あの作曲家について

佐村河内。名前を書くだけでも抵抗がある。

いまのテーマに「耳が聞こえない、いや、聞こえる」という議論があるけど、まるで近代日本でしばしばみられた、聾者のふりをしてお恵みをもらう犯罪を重ねてきた男とそれを看破しようとする盲唖学校の先生のエピソードを思わせる。

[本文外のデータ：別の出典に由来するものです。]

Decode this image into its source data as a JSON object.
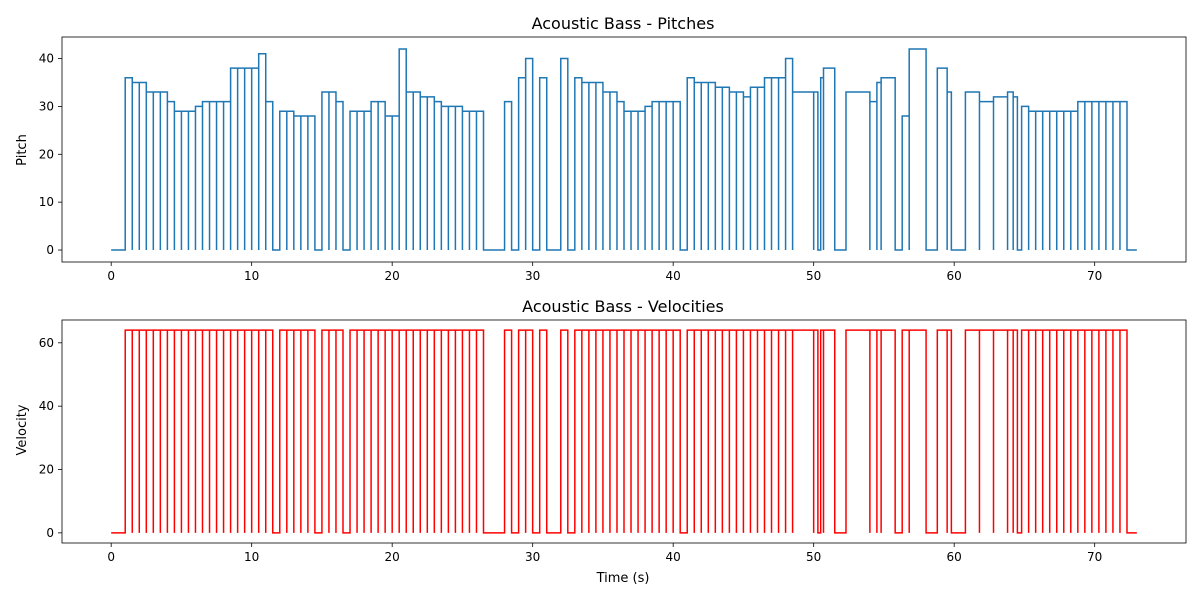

どちらにせよ、「耳が聞こえない」身体であることを告白し、しかも障害者という色眼鏡でみられるからこの告白はしたくなかったともいう。楽器もなく、ただ瞑 想するかのように作曲を行ったようにみせている。「闇から光をみつける」というような、聞こえないことは乗り越えるものであると設定のもとになされたプロモーション、ドラマティックなバラエティ番組・・・。
頭がクラクラした。

そして、このニュース。弁護士があの作曲家について質問を受けているシーン(0:30あたり)で、こんなやりとりがある。

140207-0003

Q:ゴーストライターをしていた新垣 隆氏の会見を聞いた?
A:ご本人は聞いていません。あ、聞けるわけないんですが。

確かに聾者だったら声を聞くことはできないだろう。しかし、それを口にし、女性とともに苦笑いともとれるような笑いをした瞬間、とてもゾッとした。

聞けるわけがない言葉をきいてしまった自分自身に。
字幕によって、わたしはあの弁護士の言葉を自分のなかに取り込むことができる。わたしはこれを聞く、と比喩することがある。それで、あの「(聾者だから)聞けるわけがない」という声が混じっていたのを聞いた瞬間に、わたしは聞こえないのに聞いているという自己矛盾を引き起こしてしまって、ゾッとした。

おぞましい笑い方だと思う。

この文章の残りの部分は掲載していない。